Machine translation (MT) is a fully automated process of translating content from one language into another by means of software. As part of computational linguistics, it is often directly connected with artificial intelligence (AI) engines to leverage human input for improving the automated translation output.
Main types of machine translation
Algorithms used by software for machine translation can be developed based on several principles – for example, linguistic rules – that demand a certain action for the output. This results in different approaches to obtain the required results for each machine translation type.
The main types of machine translation are:
- Rule-based machine translation,
- Dictionary-based machine translation,
- Statistical machine translation,
- Example-based machine translation,
- Hybrid machine translation,
- Neural machine translation.
The main differences between these types concern the foundation they are built upon: intelligent guessing, matching and analogies derived from already translated texts, linguistic rules, dictionary entries, or bilingual text corpora. The software, system, or network used can be trained through human input in the form of algorithm adjustments or deep learning methods.
The output obtained from different machine translation types vary greatly in quality. The availability for specific language pairs can be restricted due to a lack of sources to build on or human input for training. Only neural-based translation could so far reach a level of human parity, that is, output that can be compared to the output a human translator would have produced.
Quality differences in machine translation types
With technological advancements, such as neural networks, deep learning, and AI engines, machine translation reaches new levels of output accuracy and efficiency. These have a huge influence on the quality of the translation output.
There are specific factors within the source text that affect the output, independent from the type of machine translation used. And then there are some types of machine translation that are better suited for certain types of texts, whereas some can achieve good quality for any text.
The following factors in the input influence the machine translation output :
- Text format and length (i.e. lists, short sentences, divided into paragraphs),
- Text complexity (tripod consistent of text quantity, text quality, and reader-text-factors),
- Linguistic complexity (phonology, morphology, syntax, and semantic),
- Textual, contextual and interpersonal factors.

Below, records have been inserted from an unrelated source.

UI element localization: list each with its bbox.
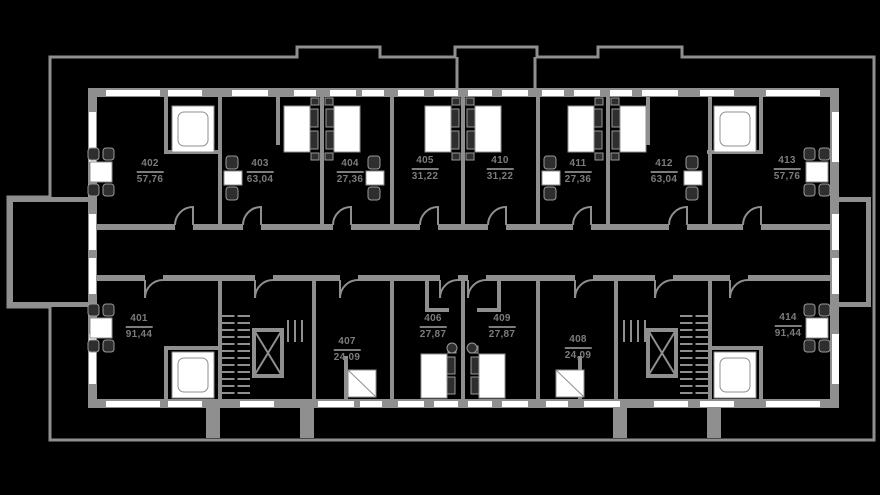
apartment-number: 403 [247,158,274,173]
apartment-number: 412 [651,158,678,173]
apartment-label-408[interactable]: 408 24,09 [565,334,592,361]
apartment-label-413[interactable]: 413 57,76 [774,155,801,182]
apartment-label-412[interactable]: 412 63,04 [651,158,678,185]
apartment-label-405[interactable]: 405 31,22 [412,155,439,182]
apartment-area: 27,87 [420,328,447,341]
apartment-number: 402 [137,158,164,173]
shower-icon [348,370,584,397]
elevator-right-icon [648,330,676,376]
apartment-number: 405 [412,155,439,170]
staircase-left-icon [222,312,308,396]
apartment-number: 401 [126,313,153,328]
apartment-label-406[interactable]: 406 27,87 [420,313,447,340]
apartment-number: 414 [775,312,802,327]
apartment-label-411[interactable]: 411 27,36 [565,158,592,185]
staircase-right-icon [622,312,708,396]
apartment-number: 410 [487,155,514,170]
apartment-area: 27,36 [337,173,364,186]
apartment-number: 406 [420,313,447,328]
apartment-area: 24,09 [334,351,361,364]
apartment-label-402[interactable]: 402 57,76 [137,158,164,185]
apartment-label-403[interactable]: 403 63,04 [247,158,274,185]
apartment-area: 91,44 [126,328,153,341]
apartment-label-407[interactable]: 407 24,09 [334,336,361,363]
apartment-number: 409 [489,313,516,328]
apartment-number: 411 [565,158,592,173]
apartment-label-401[interactable]: 401 91,44 [126,313,153,340]
apartment-area: 31,22 [487,170,514,183]
apartment-number: 404 [337,158,364,173]
apartment-number: 408 [565,334,592,349]
apartment-area: 57,76 [774,170,801,183]
apartment-area: 24,09 [565,349,592,362]
entrance-porches [206,408,721,438]
apartment-area: 27,87 [489,328,516,341]
apartment-number: 413 [774,155,801,170]
apartment-area: 57,76 [137,173,164,186]
apartment-label-414[interactable]: 414 91,44 [775,312,802,339]
apartment-label-409[interactable]: 409 27,87 [489,313,516,340]
apartment-area: 91,44 [775,327,802,340]
balcony-left [8,197,88,307]
apartment-area: 31,22 [412,170,439,183]
dining-table-icon [88,148,830,352]
balcony-right [839,197,871,307]
apartment-area: 63,04 [247,173,274,186]
door-arcs [145,207,761,298]
apartment-area: 27,36 [565,173,592,186]
elevator-left-icon [254,330,282,376]
floor-plan: 401 91,44 402 57,76 403 63,04 404 27,36 … [0,0,880,495]
apartment-area: 63,04 [651,173,678,186]
floor-plan-svg [0,0,880,495]
apartment-number: 407 [334,336,361,351]
apartment-label-410[interactable]: 410 31,22 [487,155,514,182]
apartment-label-404[interactable]: 404 27,36 [337,158,364,185]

This means that a complex contract written in technical language for the legal field, adapted to the specific laws of the relevant region, requires a different processing approach than a list of items for grocery shopping or a short email update for a colleague abroad.
The scenario is very similar to a human translator who needs to have the necessary skills and subject matter expertise to be able to create a high-quality translation output. However, a human translator brings advanced cognitive language capabilities to the process that machine translation has yet to achieve, though its developers are constantly improving those abilities. Translation turns out to be an extremely complex computational challenge, especially when you consider the range of languages and cultural considerations involved.
How to leverage machine translation?
Machine translation can be used exclusively or in combination with human translation to render a higher-quality final translation product. Depending on the use-case and the complexity of the content, machine translation quality can be enough for the purpose of communicating something quickly and clearly without having to spend a fortune.
Here are some possible use cases for machine translation:
- Simple, unofficial emails,
- Price or product lists,
- High volumes of user-generated content (e.g. hotel or product reviews),
- Online chat,
- Product support answers to recurring questions,
- Status translations for community forums or social media.
Combining the power of machine translation with human translation is the safest way for any business to leverage the potential of MT without compromising on the quality. This means using previously translated content that is repeatedly used – via a translation memory (TM) – and automatically inserted during the process of machine translation. All other content that has no such matches in the translation memory will then be translated by a human translator.
This way, the human translator constantly refines the translation memory with good quality content. With each new translation project, the company leverages that continuously updated TM more and more. This results in cost savings due to elimination of redundant translation and shorter turnaround times, while improving quality.